CRÉATION 2025
VICTOR OU LES ENFANTS AU POUVOIR
de ROGER VITRAC
Mise en scène : Adrien EHANNO
Défaire, dé-créer, est la seule tâche que l'homme puisse s'assigner, s'il aspire, comme tout l'indique, à se distinguer du Créateur.
Emil Cioran, "De l'inconvénient d'être né"
Note d’intention
Monter Victor ou les enfants au pouvoir, c’est convoquer une figure d’irruption, un organisme de pensée qui traverse la scène comme une déchirure du réel.
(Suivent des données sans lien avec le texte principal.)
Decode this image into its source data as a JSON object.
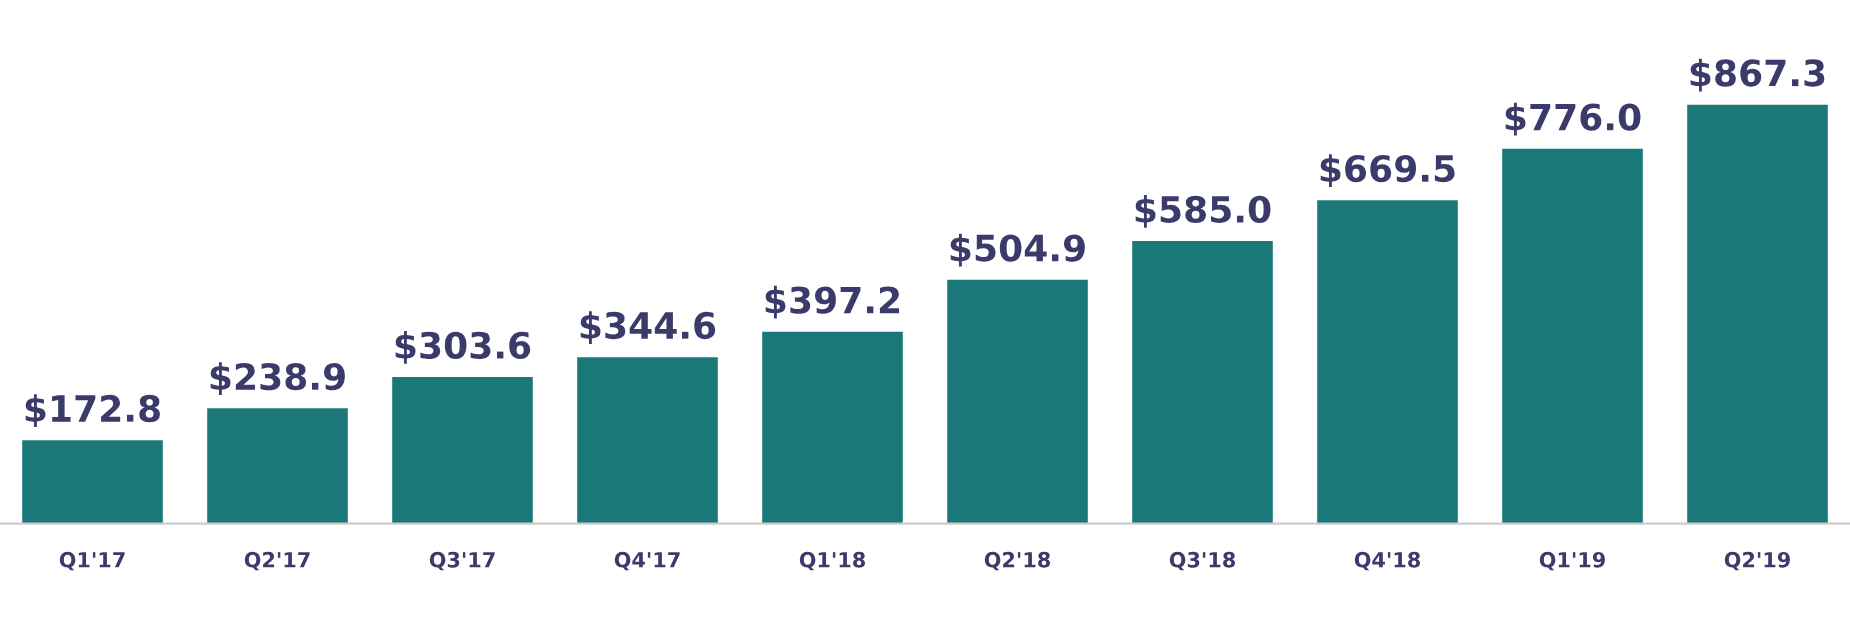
{
  "chart_data": {
    "type": "bar",
    "categories": [
      "Q1'17",
      "Q2'17",
      "Q3'17",
      "Q4'17",
      "Q1'18",
      "Q2'18",
      "Q3'18",
      "Q4'18",
      "Q1'19",
      "Q2'19"
    ],
    "values": [
      172.8,
      238.9,
      303.6,
      344.6,
      397.2,
      504.9,
      585.0,
      669.5,
      776.0,
      867.3
    ],
    "value_labels": [
      "$172.8",
      "$238.9",
      "$303.6",
      "$344.6",
      "$397.2",
      "$504.9",
      "$585.0",
      "$669.5",
      "$776.0",
      "$867.3"
    ],
    "color": "#1a7879",
    "grid": false,
    "legend": false
  }
}
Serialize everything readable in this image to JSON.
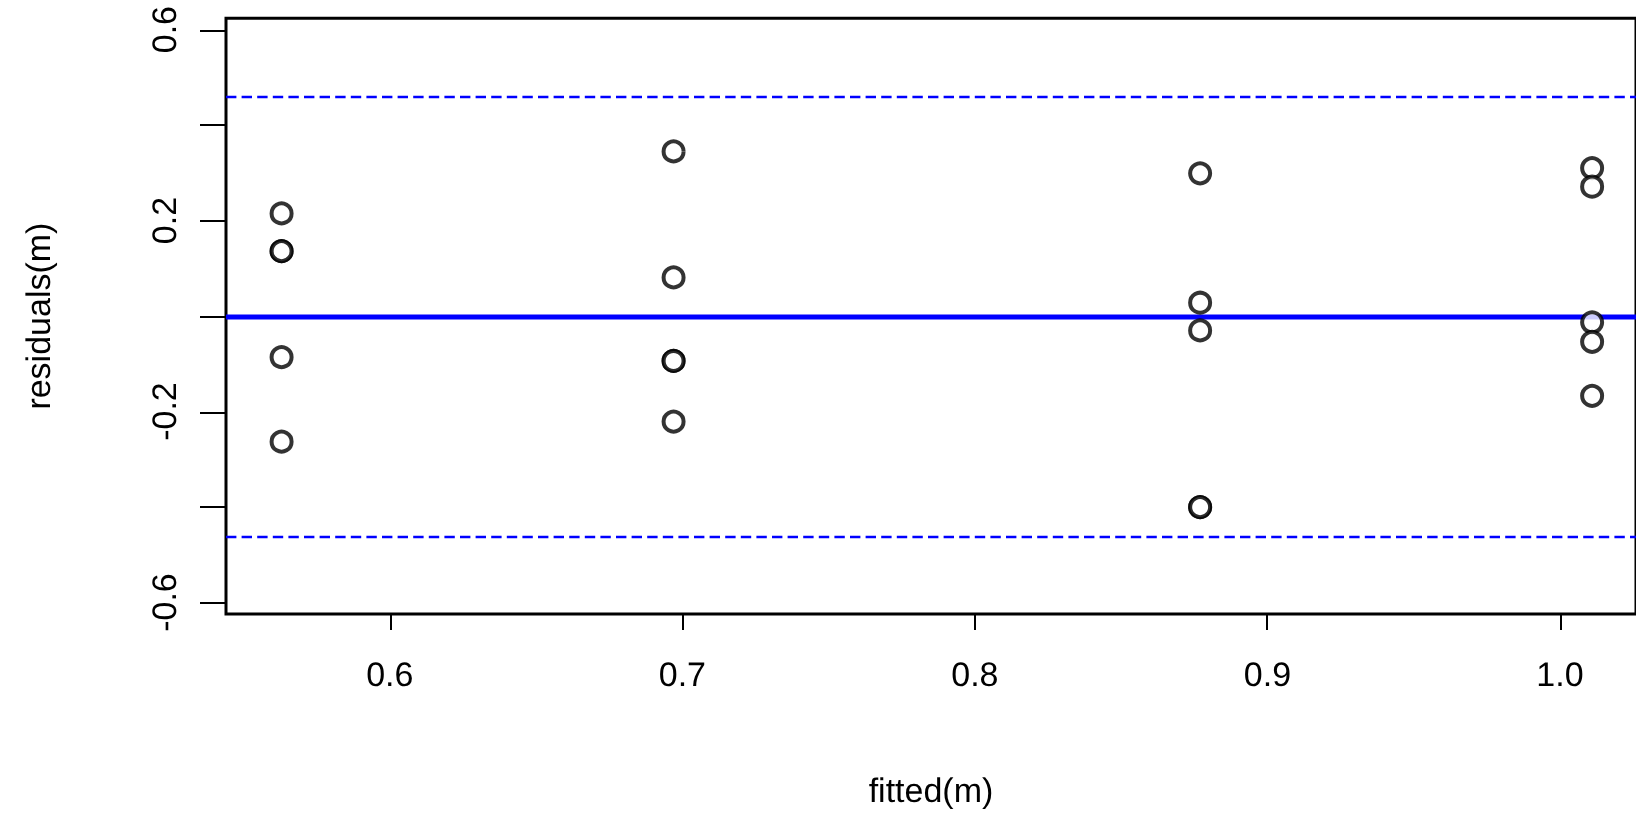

Victor apparaît comme une intensité : un excès de lucidité devenu matière vivante, une pensée trop rapide pour le monde ordinaire. Sa vision précède la forme, sa pensée excède l’adresse, le rejetant dans un isolement absolu où comprendre revient à être expulsé du commun.
Autour de lui, la famille forme un système déjà fissuré, une architecture nerveuse traversée de micro-effondrements. La parole y circule comme un fluide contaminé ; les corps portent désirs enfouis, retenues et violences domestiquées qui n’attendent qu’un point de rupture. Victor n’attaque rien : il irradie. Cette irradiation suffit à désassembler les formes et à révéler la fragilité de ce qui tenait encore debout.
Le surréalisme chez Vitrac devient alors une nécessité organique. Le réel social ne peut contenir cette densité de débordement.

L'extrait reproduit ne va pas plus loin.